Since Mexican President Felipe Calderón ramped up pressure on the country’s drug gangs in 2006, nearly 40,000 people have died in cartel-related violence. According to a recent report by the U.S. Senate Caucus on International Narcotics Control, the killings reached a fever pitch in 2010, and drug-related murders in Tamaulipas spiked to 1,209 last year, compared to just 49 deaths the year before.

And since last August, almost 200 additional bodies have been discovered in mass graves scattered around San Fernando, deaths that authorities also tie to traffickers.

“One thing that has changed since we started [the film] is that authorities keep finding more and more bodies,” Gomez said. “I think that’s the unfortunate benefit that has happened from [the San Fernando massacre]. … Before it was something that all of us knew, but it wasn’t publicized. Now, we hope all this attention will force our government to be more responsible because people are watching.”

Given the widespread attention, Mexican authorities now conduct DNA tests to identify the bodies and notify family members — something that was almost never done before, Gomez said.
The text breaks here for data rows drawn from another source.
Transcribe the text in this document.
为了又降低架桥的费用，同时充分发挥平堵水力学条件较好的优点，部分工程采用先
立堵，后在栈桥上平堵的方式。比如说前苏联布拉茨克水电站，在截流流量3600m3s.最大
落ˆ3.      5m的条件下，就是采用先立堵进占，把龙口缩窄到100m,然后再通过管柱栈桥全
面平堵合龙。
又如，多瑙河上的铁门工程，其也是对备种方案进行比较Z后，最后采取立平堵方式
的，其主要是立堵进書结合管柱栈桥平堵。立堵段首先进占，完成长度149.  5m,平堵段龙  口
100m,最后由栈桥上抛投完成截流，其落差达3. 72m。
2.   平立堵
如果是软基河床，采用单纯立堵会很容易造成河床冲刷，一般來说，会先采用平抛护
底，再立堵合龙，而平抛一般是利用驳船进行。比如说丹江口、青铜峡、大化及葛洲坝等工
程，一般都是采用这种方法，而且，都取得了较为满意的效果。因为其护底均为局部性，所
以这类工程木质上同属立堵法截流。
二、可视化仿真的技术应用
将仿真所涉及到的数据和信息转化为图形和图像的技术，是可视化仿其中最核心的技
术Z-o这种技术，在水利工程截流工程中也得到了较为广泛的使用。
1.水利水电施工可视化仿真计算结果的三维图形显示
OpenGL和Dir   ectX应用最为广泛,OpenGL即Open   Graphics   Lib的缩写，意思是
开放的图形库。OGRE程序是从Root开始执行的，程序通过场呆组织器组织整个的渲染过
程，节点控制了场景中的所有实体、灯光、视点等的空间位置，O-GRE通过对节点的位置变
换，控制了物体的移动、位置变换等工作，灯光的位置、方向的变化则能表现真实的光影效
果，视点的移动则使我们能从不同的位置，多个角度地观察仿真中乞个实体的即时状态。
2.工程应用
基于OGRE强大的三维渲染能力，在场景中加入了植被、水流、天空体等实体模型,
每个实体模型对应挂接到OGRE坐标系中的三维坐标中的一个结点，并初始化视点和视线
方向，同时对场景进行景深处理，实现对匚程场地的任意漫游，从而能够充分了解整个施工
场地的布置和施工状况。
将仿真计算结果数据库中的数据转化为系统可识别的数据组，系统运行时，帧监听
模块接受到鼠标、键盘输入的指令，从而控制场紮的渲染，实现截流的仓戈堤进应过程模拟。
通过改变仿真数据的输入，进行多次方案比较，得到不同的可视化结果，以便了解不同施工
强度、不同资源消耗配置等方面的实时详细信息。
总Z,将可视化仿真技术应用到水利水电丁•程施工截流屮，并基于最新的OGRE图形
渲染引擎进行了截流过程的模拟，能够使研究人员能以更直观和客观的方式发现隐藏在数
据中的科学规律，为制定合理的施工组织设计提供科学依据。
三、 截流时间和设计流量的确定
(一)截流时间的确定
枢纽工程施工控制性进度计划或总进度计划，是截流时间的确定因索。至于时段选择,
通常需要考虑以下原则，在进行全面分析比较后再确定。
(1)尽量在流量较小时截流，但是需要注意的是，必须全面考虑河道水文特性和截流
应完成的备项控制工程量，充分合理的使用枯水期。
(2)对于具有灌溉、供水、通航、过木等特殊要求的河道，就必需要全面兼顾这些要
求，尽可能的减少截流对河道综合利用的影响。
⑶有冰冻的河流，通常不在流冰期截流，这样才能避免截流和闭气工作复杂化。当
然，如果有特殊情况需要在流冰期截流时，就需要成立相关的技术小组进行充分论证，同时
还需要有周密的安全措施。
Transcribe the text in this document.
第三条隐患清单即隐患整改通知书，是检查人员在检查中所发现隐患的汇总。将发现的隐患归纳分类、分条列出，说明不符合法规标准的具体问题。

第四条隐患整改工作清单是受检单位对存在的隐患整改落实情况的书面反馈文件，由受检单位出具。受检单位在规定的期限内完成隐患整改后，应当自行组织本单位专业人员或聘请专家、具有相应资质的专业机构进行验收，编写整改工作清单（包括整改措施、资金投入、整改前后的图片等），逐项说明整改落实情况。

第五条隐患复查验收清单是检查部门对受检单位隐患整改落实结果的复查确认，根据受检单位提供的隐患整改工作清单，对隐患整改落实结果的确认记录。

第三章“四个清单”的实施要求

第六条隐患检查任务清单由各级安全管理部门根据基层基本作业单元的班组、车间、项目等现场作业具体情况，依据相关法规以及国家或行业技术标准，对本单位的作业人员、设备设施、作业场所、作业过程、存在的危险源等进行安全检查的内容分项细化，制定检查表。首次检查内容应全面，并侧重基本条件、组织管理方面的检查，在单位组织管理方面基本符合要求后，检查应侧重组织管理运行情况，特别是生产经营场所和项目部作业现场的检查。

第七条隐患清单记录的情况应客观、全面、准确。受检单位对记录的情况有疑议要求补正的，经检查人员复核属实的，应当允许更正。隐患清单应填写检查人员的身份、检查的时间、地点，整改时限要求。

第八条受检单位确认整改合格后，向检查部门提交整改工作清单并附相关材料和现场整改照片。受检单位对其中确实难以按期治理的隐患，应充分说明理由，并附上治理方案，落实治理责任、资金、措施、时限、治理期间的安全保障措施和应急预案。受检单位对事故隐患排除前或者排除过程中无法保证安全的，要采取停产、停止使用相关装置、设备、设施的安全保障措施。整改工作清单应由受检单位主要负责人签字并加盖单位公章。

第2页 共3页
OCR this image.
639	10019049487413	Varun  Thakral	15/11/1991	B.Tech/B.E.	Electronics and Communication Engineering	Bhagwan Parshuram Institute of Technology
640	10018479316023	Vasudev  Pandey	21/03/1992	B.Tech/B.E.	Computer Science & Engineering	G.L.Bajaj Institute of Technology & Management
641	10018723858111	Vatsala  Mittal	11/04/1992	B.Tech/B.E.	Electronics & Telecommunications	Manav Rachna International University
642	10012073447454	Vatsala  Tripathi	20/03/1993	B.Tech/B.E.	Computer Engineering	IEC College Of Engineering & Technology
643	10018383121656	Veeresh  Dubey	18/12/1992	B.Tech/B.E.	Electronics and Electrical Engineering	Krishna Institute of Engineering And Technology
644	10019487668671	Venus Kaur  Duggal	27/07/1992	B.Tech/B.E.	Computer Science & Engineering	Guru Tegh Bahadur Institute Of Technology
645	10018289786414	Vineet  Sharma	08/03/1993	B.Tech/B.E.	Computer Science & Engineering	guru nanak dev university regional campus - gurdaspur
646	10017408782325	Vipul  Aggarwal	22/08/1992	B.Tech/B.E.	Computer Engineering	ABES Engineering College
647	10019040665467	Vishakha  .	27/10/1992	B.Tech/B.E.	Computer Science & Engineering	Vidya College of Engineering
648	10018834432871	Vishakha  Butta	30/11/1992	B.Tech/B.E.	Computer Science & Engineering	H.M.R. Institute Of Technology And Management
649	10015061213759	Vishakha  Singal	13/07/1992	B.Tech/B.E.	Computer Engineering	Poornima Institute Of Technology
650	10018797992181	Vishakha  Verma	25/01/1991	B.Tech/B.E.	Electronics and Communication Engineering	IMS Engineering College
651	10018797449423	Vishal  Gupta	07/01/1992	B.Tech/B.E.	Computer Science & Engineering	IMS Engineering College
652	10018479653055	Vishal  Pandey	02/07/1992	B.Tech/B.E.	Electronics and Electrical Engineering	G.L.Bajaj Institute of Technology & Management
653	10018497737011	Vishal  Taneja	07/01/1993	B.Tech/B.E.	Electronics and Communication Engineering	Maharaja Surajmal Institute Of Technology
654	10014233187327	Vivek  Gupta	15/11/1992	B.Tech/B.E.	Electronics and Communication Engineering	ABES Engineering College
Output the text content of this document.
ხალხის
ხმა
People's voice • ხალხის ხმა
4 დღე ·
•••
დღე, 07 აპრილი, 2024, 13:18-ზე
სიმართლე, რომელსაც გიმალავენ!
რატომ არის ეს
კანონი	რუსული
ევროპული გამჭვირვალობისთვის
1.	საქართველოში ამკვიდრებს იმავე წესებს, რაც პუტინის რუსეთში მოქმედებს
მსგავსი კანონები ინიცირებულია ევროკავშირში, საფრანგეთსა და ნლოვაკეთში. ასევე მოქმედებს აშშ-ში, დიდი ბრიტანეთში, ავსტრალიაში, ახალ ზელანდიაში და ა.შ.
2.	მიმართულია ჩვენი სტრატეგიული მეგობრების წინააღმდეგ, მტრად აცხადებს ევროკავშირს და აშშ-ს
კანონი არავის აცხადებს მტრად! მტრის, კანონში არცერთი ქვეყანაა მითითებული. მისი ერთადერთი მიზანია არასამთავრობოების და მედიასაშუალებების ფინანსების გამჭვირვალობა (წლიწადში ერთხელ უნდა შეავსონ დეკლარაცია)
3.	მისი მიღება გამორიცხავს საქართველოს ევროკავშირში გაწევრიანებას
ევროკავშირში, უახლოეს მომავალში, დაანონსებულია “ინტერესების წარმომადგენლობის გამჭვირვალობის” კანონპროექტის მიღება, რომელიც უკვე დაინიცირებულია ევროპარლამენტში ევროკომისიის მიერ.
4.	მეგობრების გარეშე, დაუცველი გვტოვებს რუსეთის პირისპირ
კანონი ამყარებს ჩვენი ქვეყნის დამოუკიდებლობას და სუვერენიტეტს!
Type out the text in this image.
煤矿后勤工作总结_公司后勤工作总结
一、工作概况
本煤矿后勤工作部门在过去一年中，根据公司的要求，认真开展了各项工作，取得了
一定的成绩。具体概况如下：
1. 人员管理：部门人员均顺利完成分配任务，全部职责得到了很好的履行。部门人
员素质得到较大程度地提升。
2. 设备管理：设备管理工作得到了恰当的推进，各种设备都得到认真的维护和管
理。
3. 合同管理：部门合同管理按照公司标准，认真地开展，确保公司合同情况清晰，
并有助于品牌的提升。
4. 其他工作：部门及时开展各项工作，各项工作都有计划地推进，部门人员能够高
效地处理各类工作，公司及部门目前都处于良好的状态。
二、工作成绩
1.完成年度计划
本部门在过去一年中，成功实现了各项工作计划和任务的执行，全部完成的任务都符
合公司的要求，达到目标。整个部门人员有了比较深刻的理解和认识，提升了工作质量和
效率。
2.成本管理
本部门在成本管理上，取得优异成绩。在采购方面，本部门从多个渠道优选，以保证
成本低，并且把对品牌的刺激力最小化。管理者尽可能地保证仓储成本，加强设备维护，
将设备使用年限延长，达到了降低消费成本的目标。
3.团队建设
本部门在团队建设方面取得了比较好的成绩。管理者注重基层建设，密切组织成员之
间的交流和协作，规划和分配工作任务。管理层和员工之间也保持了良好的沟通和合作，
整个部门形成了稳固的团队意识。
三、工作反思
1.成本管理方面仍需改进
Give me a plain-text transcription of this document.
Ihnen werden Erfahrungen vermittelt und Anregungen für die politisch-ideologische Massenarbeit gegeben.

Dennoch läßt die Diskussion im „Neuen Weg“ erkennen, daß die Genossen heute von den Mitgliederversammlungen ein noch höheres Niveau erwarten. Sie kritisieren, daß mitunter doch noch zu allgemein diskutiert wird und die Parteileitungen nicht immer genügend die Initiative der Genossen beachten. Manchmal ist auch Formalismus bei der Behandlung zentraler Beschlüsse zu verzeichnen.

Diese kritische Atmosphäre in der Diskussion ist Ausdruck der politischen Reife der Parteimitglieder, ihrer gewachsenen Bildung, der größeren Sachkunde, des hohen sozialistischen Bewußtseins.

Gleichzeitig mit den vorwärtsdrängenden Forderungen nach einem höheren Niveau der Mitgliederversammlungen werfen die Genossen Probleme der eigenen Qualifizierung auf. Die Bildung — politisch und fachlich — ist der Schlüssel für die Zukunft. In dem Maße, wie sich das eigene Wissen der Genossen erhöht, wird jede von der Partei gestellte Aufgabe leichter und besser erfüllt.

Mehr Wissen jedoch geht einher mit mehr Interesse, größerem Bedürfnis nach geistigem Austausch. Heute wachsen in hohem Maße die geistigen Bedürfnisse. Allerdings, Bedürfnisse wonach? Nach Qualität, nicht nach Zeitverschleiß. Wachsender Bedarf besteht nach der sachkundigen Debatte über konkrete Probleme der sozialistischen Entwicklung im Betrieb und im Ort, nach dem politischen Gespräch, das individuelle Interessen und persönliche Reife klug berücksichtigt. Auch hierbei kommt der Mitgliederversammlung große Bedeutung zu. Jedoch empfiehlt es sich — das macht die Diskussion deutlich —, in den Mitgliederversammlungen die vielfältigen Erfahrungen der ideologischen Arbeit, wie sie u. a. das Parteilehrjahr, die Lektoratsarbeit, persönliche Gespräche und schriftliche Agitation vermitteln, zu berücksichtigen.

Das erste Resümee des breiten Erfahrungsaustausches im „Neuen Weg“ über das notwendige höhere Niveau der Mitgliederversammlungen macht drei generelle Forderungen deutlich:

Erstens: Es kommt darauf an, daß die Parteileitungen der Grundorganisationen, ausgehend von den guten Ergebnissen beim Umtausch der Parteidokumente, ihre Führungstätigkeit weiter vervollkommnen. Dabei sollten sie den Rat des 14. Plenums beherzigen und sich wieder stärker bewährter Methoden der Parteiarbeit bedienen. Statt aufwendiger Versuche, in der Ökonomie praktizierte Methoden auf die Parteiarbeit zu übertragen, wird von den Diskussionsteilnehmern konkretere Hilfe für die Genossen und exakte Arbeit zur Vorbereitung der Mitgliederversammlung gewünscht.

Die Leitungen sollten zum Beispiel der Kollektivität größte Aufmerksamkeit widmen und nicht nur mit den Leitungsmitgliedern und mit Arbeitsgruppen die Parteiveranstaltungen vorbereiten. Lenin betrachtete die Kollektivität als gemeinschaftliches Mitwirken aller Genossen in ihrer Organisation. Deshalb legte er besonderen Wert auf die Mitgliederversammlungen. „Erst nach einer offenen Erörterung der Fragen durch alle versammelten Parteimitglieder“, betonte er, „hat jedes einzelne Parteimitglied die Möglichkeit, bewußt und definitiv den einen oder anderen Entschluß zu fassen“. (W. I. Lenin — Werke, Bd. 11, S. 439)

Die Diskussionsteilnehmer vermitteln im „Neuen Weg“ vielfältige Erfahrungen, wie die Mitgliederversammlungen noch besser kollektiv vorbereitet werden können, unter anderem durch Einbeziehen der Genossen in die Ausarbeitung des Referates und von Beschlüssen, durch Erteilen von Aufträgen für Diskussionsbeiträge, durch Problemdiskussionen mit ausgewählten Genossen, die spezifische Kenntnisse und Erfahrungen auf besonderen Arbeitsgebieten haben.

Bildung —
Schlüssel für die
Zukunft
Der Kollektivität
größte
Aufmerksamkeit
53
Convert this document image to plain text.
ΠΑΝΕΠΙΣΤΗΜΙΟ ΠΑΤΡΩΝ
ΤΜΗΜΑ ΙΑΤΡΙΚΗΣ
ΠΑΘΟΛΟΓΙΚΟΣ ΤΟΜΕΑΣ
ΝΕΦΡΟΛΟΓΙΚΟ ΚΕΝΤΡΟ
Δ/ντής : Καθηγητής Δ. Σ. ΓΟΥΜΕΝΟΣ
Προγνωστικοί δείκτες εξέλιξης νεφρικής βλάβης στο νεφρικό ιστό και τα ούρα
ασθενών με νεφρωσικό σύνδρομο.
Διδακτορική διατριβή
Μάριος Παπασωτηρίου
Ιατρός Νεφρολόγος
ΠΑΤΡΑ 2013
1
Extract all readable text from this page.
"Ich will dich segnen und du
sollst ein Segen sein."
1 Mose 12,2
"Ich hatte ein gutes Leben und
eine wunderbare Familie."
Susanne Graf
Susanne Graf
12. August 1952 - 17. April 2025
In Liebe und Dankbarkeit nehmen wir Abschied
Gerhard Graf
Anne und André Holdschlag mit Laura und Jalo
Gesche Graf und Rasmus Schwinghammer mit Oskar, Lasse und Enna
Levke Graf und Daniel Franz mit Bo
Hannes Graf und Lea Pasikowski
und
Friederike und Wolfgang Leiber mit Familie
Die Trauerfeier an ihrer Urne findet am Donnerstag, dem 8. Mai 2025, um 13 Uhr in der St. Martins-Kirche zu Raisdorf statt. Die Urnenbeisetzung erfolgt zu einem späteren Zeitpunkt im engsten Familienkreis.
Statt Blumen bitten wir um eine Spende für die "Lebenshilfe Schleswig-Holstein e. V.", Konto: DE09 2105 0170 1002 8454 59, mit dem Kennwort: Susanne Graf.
While their film makes ambiguous references to corruption and organized crime, the Hora Cero filmmakers steer clear of detailing the San Fernando massacre itself, a move that was intentional, Gomez said. “Hora Cero has put a boundary up to protect us from organized crime … We don’t deal with it,” Gomez said, adding that he and other Hora Cero reporters reference cartel crime only in a vague, “poetic manner.”

The filmmakers now hope to shop the documentary around the film-festival circuit, he said.

 

The San Antonio Association of Hispanic Journalists, Mexican American Catholic College, Catholic Charities Archdiocese of San Antonio Immigration Department, the PEACE Initiative, Media Justice League, Martinez Street Women’s Center, the Southwest Workers Union, and the Esperanza Peace & Justice Center sponsored the film’s private screening.